Vorster, über die Functionen des Gloverthurmes.
Der 215. Band dieses Journals (S. 56
u.s.f.) enthält als Anmerkung einer größeren Arbeit von Dr. Georg Lunge eine Kritik meines Aufsatzes
über die Functionen des Gloverthurmes (vergl. 1874 213
411. 506). Es werden darin die von mir gemachten Beobachtungen bezüglich der
Reduction nitroser Schwefelsäure durch schweflige Säure, resp. die Anwendung
derselben auf die Arbeit des Gloverthurmes zu widerlegen gesucht.

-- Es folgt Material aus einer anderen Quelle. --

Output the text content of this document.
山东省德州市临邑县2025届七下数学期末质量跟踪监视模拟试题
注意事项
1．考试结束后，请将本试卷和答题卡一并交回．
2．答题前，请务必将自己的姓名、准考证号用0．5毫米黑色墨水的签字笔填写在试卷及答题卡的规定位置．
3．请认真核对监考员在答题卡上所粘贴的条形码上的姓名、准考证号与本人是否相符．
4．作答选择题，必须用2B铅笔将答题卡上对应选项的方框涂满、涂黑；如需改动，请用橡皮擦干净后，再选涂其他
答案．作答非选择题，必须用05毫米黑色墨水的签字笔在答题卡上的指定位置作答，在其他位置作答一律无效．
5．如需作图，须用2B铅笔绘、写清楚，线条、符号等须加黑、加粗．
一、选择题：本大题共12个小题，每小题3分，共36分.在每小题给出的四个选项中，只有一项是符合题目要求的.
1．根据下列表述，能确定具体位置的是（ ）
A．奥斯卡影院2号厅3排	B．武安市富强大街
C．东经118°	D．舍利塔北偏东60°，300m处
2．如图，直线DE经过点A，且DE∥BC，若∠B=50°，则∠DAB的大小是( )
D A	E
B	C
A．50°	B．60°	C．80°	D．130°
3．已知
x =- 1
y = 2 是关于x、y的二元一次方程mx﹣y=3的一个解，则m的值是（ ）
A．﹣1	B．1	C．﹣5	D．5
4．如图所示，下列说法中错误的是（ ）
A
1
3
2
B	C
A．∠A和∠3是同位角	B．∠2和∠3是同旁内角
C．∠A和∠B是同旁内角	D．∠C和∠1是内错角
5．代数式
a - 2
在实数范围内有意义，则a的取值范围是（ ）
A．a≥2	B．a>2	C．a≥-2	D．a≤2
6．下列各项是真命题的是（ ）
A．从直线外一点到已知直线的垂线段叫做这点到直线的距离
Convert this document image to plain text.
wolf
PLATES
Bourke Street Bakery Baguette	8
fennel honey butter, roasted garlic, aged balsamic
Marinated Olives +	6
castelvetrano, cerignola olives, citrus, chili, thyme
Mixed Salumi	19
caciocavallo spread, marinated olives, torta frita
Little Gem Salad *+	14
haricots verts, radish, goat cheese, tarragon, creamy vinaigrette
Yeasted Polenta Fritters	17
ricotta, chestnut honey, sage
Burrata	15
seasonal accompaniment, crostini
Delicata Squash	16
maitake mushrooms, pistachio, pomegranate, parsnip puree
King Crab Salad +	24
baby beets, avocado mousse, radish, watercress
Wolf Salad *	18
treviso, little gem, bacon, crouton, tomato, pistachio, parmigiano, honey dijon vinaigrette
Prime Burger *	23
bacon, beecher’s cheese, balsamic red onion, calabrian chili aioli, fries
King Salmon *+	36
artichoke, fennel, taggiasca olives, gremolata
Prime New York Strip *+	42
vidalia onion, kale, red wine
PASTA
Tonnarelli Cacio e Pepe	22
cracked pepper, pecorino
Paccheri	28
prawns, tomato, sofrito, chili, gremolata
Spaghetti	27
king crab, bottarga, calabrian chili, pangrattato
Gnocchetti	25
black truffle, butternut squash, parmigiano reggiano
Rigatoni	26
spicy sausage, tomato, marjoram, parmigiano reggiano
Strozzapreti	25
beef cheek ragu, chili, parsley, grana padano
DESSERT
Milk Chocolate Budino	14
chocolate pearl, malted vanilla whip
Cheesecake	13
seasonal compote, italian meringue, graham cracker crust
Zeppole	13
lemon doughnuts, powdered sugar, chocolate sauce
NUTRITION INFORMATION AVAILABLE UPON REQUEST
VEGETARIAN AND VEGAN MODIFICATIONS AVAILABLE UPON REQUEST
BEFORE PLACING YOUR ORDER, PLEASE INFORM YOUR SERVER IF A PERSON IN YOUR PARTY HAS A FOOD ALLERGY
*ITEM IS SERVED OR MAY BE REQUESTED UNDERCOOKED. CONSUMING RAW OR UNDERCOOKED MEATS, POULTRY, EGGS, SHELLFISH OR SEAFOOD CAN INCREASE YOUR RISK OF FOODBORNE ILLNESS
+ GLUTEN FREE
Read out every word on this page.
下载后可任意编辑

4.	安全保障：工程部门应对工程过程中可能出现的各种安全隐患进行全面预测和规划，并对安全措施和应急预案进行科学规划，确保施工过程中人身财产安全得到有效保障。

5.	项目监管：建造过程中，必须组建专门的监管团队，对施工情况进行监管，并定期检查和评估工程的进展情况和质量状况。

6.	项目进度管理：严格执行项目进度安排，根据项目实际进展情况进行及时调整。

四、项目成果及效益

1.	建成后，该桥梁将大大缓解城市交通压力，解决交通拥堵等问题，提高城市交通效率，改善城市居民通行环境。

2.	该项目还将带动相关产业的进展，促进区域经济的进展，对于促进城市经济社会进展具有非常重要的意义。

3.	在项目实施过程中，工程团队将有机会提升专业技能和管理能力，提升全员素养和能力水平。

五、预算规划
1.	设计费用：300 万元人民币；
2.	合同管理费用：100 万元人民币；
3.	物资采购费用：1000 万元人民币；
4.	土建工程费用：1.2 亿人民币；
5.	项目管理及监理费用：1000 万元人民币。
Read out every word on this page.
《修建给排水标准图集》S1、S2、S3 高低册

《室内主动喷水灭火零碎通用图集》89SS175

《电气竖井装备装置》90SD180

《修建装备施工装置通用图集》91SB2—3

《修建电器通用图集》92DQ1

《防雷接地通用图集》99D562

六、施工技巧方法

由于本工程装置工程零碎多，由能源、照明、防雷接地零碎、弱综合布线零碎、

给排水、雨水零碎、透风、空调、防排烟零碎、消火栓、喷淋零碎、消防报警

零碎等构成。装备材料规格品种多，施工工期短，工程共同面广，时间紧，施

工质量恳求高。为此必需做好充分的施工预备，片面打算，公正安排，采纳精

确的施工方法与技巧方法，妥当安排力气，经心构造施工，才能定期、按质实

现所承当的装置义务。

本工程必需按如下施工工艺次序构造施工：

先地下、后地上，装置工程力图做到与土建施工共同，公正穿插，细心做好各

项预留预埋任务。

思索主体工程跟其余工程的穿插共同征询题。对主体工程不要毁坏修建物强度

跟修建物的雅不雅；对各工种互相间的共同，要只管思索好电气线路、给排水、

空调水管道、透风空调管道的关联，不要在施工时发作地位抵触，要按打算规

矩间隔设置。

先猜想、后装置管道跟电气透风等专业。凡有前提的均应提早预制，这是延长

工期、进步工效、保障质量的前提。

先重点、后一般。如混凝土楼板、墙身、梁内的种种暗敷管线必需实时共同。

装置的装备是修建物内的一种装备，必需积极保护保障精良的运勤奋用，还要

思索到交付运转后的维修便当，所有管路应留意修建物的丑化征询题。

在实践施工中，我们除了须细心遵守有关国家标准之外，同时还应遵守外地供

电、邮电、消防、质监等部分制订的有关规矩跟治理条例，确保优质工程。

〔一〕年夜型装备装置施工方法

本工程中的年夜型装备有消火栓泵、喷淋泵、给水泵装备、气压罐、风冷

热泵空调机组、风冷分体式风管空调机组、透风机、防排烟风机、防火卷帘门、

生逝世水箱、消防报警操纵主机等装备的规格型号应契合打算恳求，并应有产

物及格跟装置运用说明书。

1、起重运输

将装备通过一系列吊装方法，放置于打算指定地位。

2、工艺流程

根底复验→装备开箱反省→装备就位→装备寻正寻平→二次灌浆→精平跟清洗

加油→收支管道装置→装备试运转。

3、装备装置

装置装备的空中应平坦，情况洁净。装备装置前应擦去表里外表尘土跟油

Lunge hebt hervor, daß die Resultate meiner im
Laboratorium angestellten Versuche nicht auf die Arbeit des Gloverthurmes im Großen
anzuwenden seien. Ich benützte hierbei dieselbe nitrose Säure, wie sie im Großen
durch den Gloverthurm fließt. Ob ferner die SO₂ aus der Verbrennung von
Pyriten oder aus Schwefelsäure und Kupfer bei nachheriger Verdünnung von Luft
herrührt, kann keinen wesentlichen Einfluß auf ihre Wirkungsweise haben. Zwar ist
die Temperatur der SO₂ im Thurme etwa 300°, während sie bei meinen
Versuchen im Laboratorium gewöhnliche Lufttemperatur besaß. Es ist nun nicht
anzunehmen, daß die hohe Temperatur der in den Gloverthurm eintretenden SO₂
die Reduction der Stickstoff-Sauerstoff-Verbindungen verhindern kann;
im Gegentheil ist es wahrscheinlich, daß dieselbe dadurch noch beschleunigt wird.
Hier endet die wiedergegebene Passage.